Distichiasis treatment includes epilation, use of cryotherapy, trephination, folliculectomy, lid split and treatment of the abnormal follicles and radiofrequency treatment of the follicles ⁴. In acquired distichiasis, there is eyelid inflammation (Meibomian gland dysfunction, cicatricial pemphigoid, Stevens-Johnson syndrome). Inflammation induces metaplasia of the Meibomian glands forming lashes within the Meibomian glands. There may be a need for application of a mucous membrane graft, particularly if there is mucocutaneous keratinization.

Lymphedema distichiasis syndrome

Lymphedema-distichiasis syndrome is a condition that affects the normal function of the lymphatic system, which is a part of the circulatory and immune systems. The lymphatic system produces and transports fluids and immune cells throughout the body. People with lymphedema-distichiasis syndrome develop puffiness or swelling (lymphedema) of the limbs, typically the legs and feet. Another characteristic of this syndrome is the growth of extra eyelashes (distichiasis), ranging from a few extra eyelashes to a full extra set on both the upper and lower lids. Distichiasis, which may be present at birth, is observed in 94% of affected individuals. These eyelashes do not grow along the edge of the eyelid, but out of its inner lining. When the abnormal eyelashes touch the eyeball, they can cause damage to the clear covering of the eye (cornea). About 75% of affected individuals have ocular findings including corneal irritation, recurrent conjunctivitis, and photophobia; other common findings include swollen and knotted (varicose) veins and droopy eyelids (ptosis). Related eye problems can include an irregular curvature of the cornea causing blurred vision (astigmatism) or scarring of the cornea. Other health problems associated with lymphedema-distichiasis syndrome include heart abnormalities and an opening in the roof of the mouth (a cleft palate).

All people with lymphedema-distichiasis syndrome have extra eyelashes present at birth. The age of onset of lymphedema varies, but it most often begins during puberty. Males usually develop lymphedema earlier than females and have more problems with cellulitis than females, but all affected individuals will develop lymphedema by the time they are in their forties.

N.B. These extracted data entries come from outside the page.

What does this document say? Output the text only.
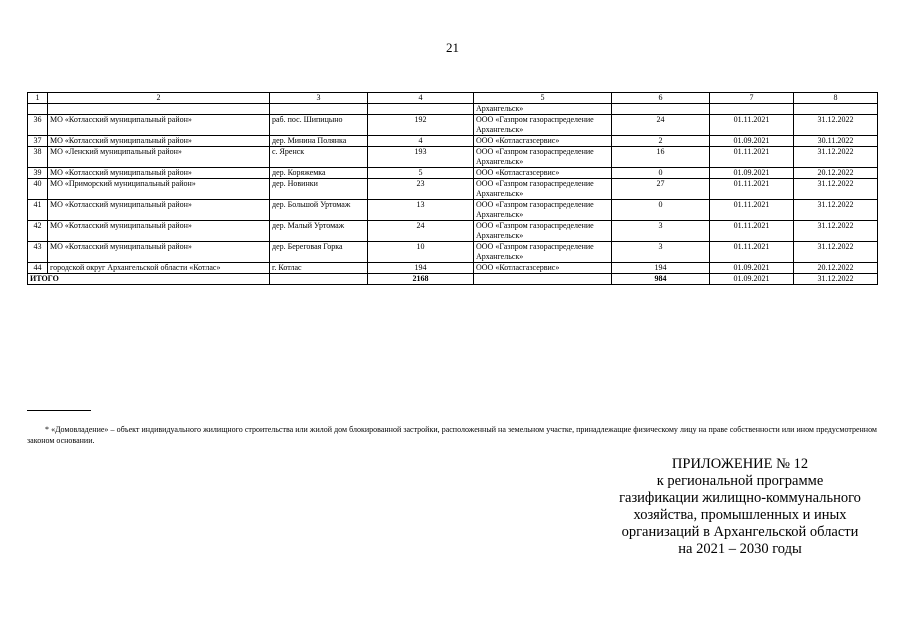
21
1	2	3	4	5	6	7	8
				Архангельск»			
36	МО «Котласский муниципальный район»	раб. пос. Шипицыно	192	ООО «Газпром газораспределение Архангельск»	24	01.11.2021	31.12.2022
37	МО «Котласский муниципальный район»	дер. Минина Полянка	4	ООО «Котласгазсервис»	2	01.09.2021	30.11.2022
38	МО «Ленский муниципальный район»	с. Яренск	193	ООО «Газпром газораспределение Архангельск»	16	01.11.2021	31.12.2022
39	МО «Котласский муниципальный район»	дер. Коряжемка	5	ООО «Котласгазсервис»	0	01.09.2021	20.12.2022
40	МО «Приморский муниципальный район»	дер. Новинки	23	ООО «Газпром газораспределение Архангельск»	27	01.11.2021	31.12.2022
41	МО «Котласский муниципальный район»	дер. Большой Уртомаж	13	ООО «Газпром газораспределение Архангельск»	0	01.11.2021	31.12.2022
42	МО «Котласский муниципальный район»	дер. Малый Уртомаж	24	ООО «Газпром газораспределение Архангельск»	3	01.11.2021	31.12.2022
43	МО «Котласский муниципальный район»	дер. Береговая Горка	10	ООО «Газпром газораспределение Архангельск»	3	01.11.2021	31.12.2022
44	городской округ Архангельской области «Котлас»	г. Котлас	194	ООО «Котласгазсервис»	194	01.09.2021	20.12.2022
ИТОГО			2168		984	01.09.2021	31.12.2022
* «Домовладение» – объект индивидуального жилищного строительства или жилой дом блокированной застройки, расположенный на земельном участке, принадлежащие физическому лицу на праве собственности или ином предусмотренном законом основании.
ПРИЛОЖЕНИЕ № 12
к региональной программе
газификации жилищно-коммунального
хозяйства, промышленных и иных
организаций в Архангельской области
на 2021 – 2030 годы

The prevalence of lymphedema-distichiasis syndrome is unknown. Because the distichiasis can be overlooked during a medical examination, researchers believe that some people with this condition may be misdiagnosed as having lymphedema only.

Lymphedema distichiasis syndrome causes

Lymphedema-distichiasis syndrome is caused by mutations in the FOXC2 gene. The FOXC2 gene provides instructions for making a protein that plays a critical role in the formation of many organs and tissues before birth. The FOXC2 protein is a transcription factor, which means that it attaches (binds) to specific regions of DNA and helps control the activity of many other genes. Researchers believe that the FOXC2 protein has a role in a variety of developmental processes, such as the formation of veins and the development of the lungs, eyes, kidneys and urinary tract, cardiovascular system, and the transport system for immune cells (lymphatic vessels).

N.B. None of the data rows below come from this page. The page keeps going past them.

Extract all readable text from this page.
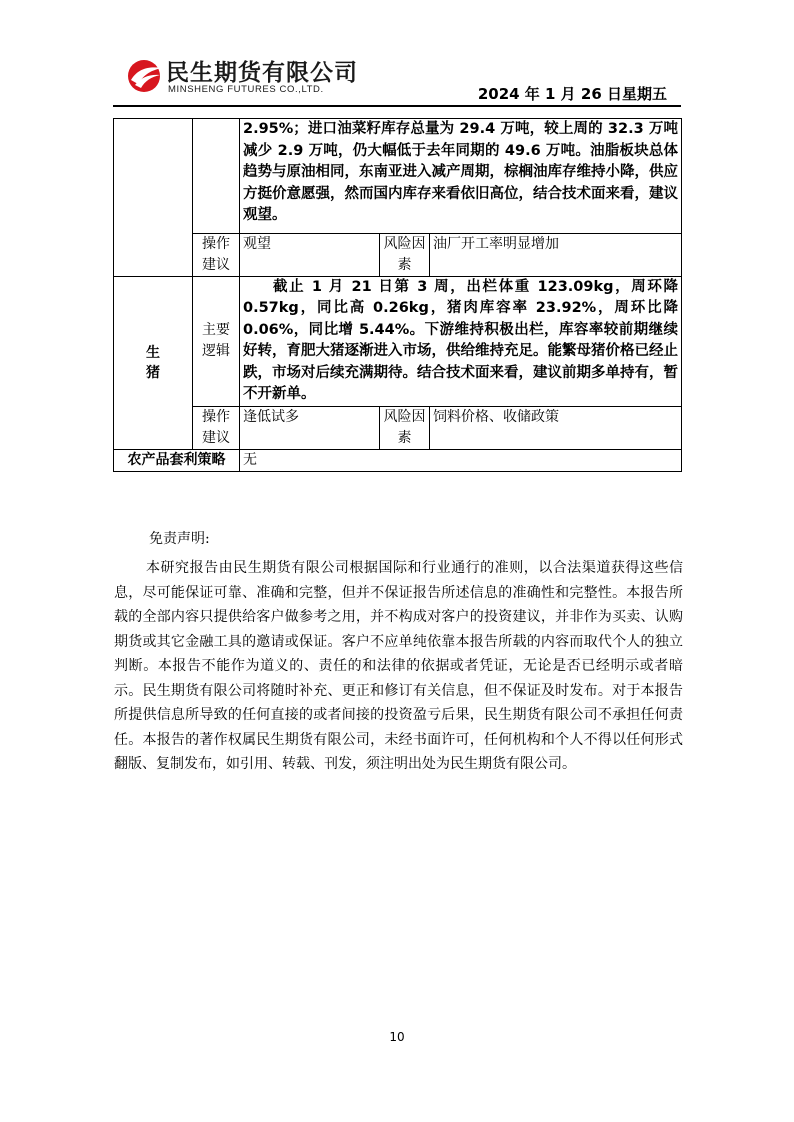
民生期货有限公司
MINSHENG FUTURES CO.,LTD.	2024 年 1 月 26 日星期五
		2.95%；进口油菜籽库存总量为 29.4 万吨，较上周的 32.3 万吨减少 2.9 万吨，仍大幅低于去年同期的 49.6 万吨。油脂板块总体趋势与原油相同，东南亚进入减产周期，棕榈油库存维持小降，供应方挺价意愿强，然而国内库存来看依旧高位，结合技术面来看，建议观望。		
	操作建议	观望	风险因素	油厂开工率明显增加

生猪	主要逻辑	截止 1 月 21 日第 3 周，出栏体重 123.09kg，周环降 0.57kg，同比高 0.26kg，猪肉库容率 23.92%，周环比降 0.06%，同比增 5.44%。下游维持积极出栏，库容率较前期继续好转，育肥大猪逐渐进入市场，供给维持充足。能繁母猪价格已经止跌，市场对后续充满期待。结合技术面来看，建议前期多单持有，暂不开新单。		
	操作建议	逢低试多	风险因素	饲料价格、收储政策
农产品套利策略		无		
免责声明:

本研究报告由民生期货有限公司根据国际和行业通行的准则，以合法渠道获得这些信息，尽可能保证可靠、准确和完整，但并不保证报告所述信息的准确性和完整性。本报告所载的全部内容只提供给客户做参考之用，并不构成对客户的投资建议，并非作为买卖、认购期货或其它金融工具的邀请或保证。客户不应单纯依靠本报告所载的内容而取代个人的独立判断。本报告不能作为道义的、责任的和法律的依据或者凭证，无论是否已经明示或者暗示。民生期货有限公司将随时补充、更正和修订有关信息，但不保证及时发布。对于本报告所提供信息所导致的任何直接的或者间接的投资盈亏后果，民生期货有限公司不承担任何责任。本报告的著作权属民生期货有限公司，未经书面许可，任何机构和个人不得以任何形式翻版、复制发布，如引用、转载、刊发，须注明出处为民生期货有限公司。

10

Lymphedema distichiasis syndrome inheritance pattern

This condition is inherited in an autosomal dominant pattern, which means one copy of the altered gene in each cell is sufficient to cause the disorder.

In cases where the autosomal dominant condition does run in the family, the chance for an affected person to have a child with the same condition is 50% regardless of whether it is a boy or a girl. These possible outcomes occur randomly. The chance remains the same in every pregnancy and is the same for boys and girls.

• When one parent has the abnormal gene, they will pass on either their normal gene or their abnormal gene to their child. Each of their children therefore has a 50% (1 in 2) chance of inheriting the changed gene and being affected by the condition.
• There is also a 50% (1 in 2) chance that a child will inherit the normal copy of the gene. If this happens the child will not be affected by the disorder and cannot pass it on to any of his or her children.

Figure 3. Lymphedema-distichiasis syndrome autosomal dominant inheritance pattern

Lymphedema distichiasis syndrome diagnosis

Lymphedema-distichiasis syndrome should be suspected in individuals with the following clinical findings ⁵:

• Primary lymphedema (chronic swelling of the extremities caused by an intrinsic dysfunction of the lymphatic vessels) typically affecting the lower limbs ± genitalia with onset in late childhood or puberty
• Distichiasis (aberrant, extra eyelashes arising from the meibomian glands on the inner aspects of the inferior and/or superior eyelids, ranging from a full set of extra eyelashes to a single hair
• Varicose veins in the lower limbs presenting at puberty or early adulthood
• Ptosis (drooping upper eyelid) of one or both eyes
• Other less frequent findings:
  • Congenital heart disease including bicuspid aortic valves
  • Cleft palate ± Pierre Robin sequence
  • Renal anomalies
  • Spinal extradural arachnoid cysts
  • Nonimmune hydrops fetalis
  • Antenatal hydrothoraces
  • Neck webbing

Establishing the diagnosis

The clinical diagnosis of lymphedema-distichiasis syndrome is established in a proband with one of the following:

• Distichiasis and lymphedema (although a young child may have no evidence of lymphedema)
• Distichiasis and a family history of lower-limb lymphedema
• Lower-limb lymphedema and a family history of distichiasis

If clinical findings are not diagnostic, the identification of a heterozygous pathogenic variant in FOXC2 by molecular genetic testing can confirm the diagnosis.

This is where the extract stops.